I had an early start prepping for the two artists I would interview at my Airbnb. Tribu Baharu were born to be cultural ambassadors for Colombia. Armed with the African-influenced Champeta music, they arrived ready for a fun interview, increased by the fact that I had spent three years living in their home country. They showed up about an hour late, which having lived in Colombia, I can tell you is pretty standard. I had put a large pot of coffee on to brew, which scored major points with my new Colombian friends.
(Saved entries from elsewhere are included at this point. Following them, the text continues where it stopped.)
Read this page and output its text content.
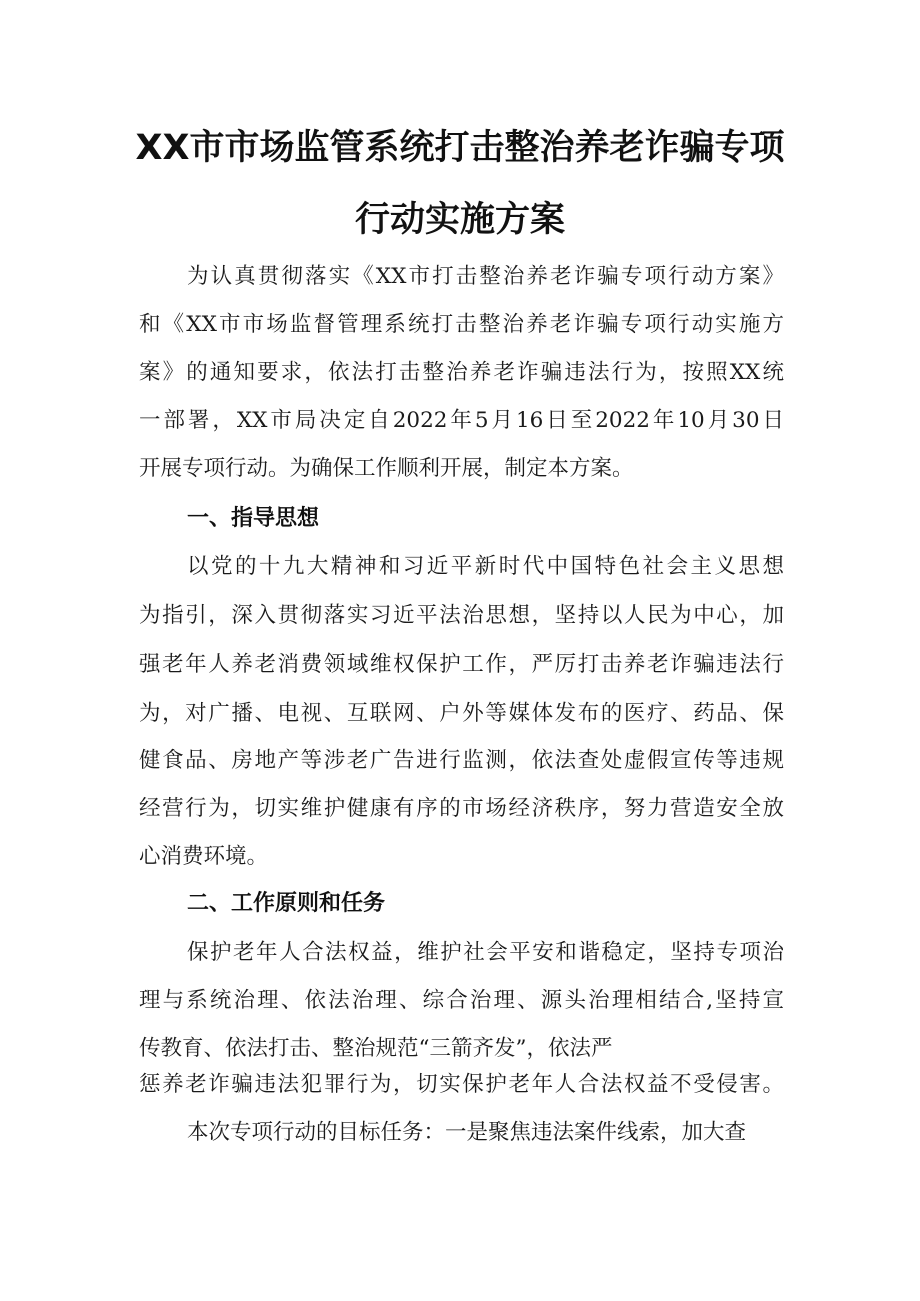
XX市市场监管系统打击整治养老诈骗专项
行动实施方案
为认真贯彻落实《XX市打击整治养老诈骗专项行动方案》
和《XX市市场监督管理系统打击整治养老诈骗专项行动实施方
案》的通知要求，依法打击整治养老诈骗违法行为，按照XX统
一部署，XX市局决定自2022年5月16日至2022年10月30日
开展专项行动。为确保工作顺利开展，制定本方案。
一、指导思想
以党的十九大精神和习近平新时代中国特色社会主义思想
为指引，深入贯彻落实习近平法治思想，坚持以人民为中心，加
强老年人养老消费领域维权保护工作，严厉打击养老诈骗违法行
为，对广播、电视、互联网、户外等媒体发布的医疗、药品、保
健食品、房地产等涉老广告进行监测，依法查处虚假宣传等违规
经营行为，切实维护健康有序的市场经济秩序，努力营造安全放
心消费环境。
二、工作原则和任务
保护老年人合法权益，维护社会平安和谐稳定，坚持专项治
理与系统治理、依法治理、综合治理、源头治理相结合,坚持宣
传教育、依法打击、整治规范“三箭齐发”，依法严
惩养老诈骗违法犯罪行为，切实保护老年人合法权益不受侵害。
本次专项行动的目标任务：一是聚焦违法案件线索，加大查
We chatted about Tejo and Soccer and all things Colombia before sitting down. I was surprised at how on the ball they were, humorously pretending to interview each other at particularly funny parts in the interview. At one point they put me on the spot to learn some Champeta dance, a feat that I tried to stumble through. One thing Colombians appreciate is having an open heart and mind toward trying new things, so after my dance attempt, I put them on the spot to join me in a harmonica jam, which they were happy to oblige:
Next up was Qawalistan, a group that combines traditional Pakistani Qawwali music with Classic Rock from the U.S. The Pakistani troupe had planned to show up right on time until I told them the Tribu Baharu interview was running over. It was clear from the beginning that they wanted to get right to business in talking about their efforts with the U.S. Embassy in Pakistan. This was my first interview where the subjects were playing the role of bother interviewer and interviewee. It was clear they had certain points they wanted to emphasize but I finally managed to ask them few of my own questions. They showed up ready to jam, but jamming was more difficult than I anticipated as my harmonica was only in the key of D and we searched around before finding a suitable melody to jam on.
We got a sweet pic afterward that totally should be their next album cover.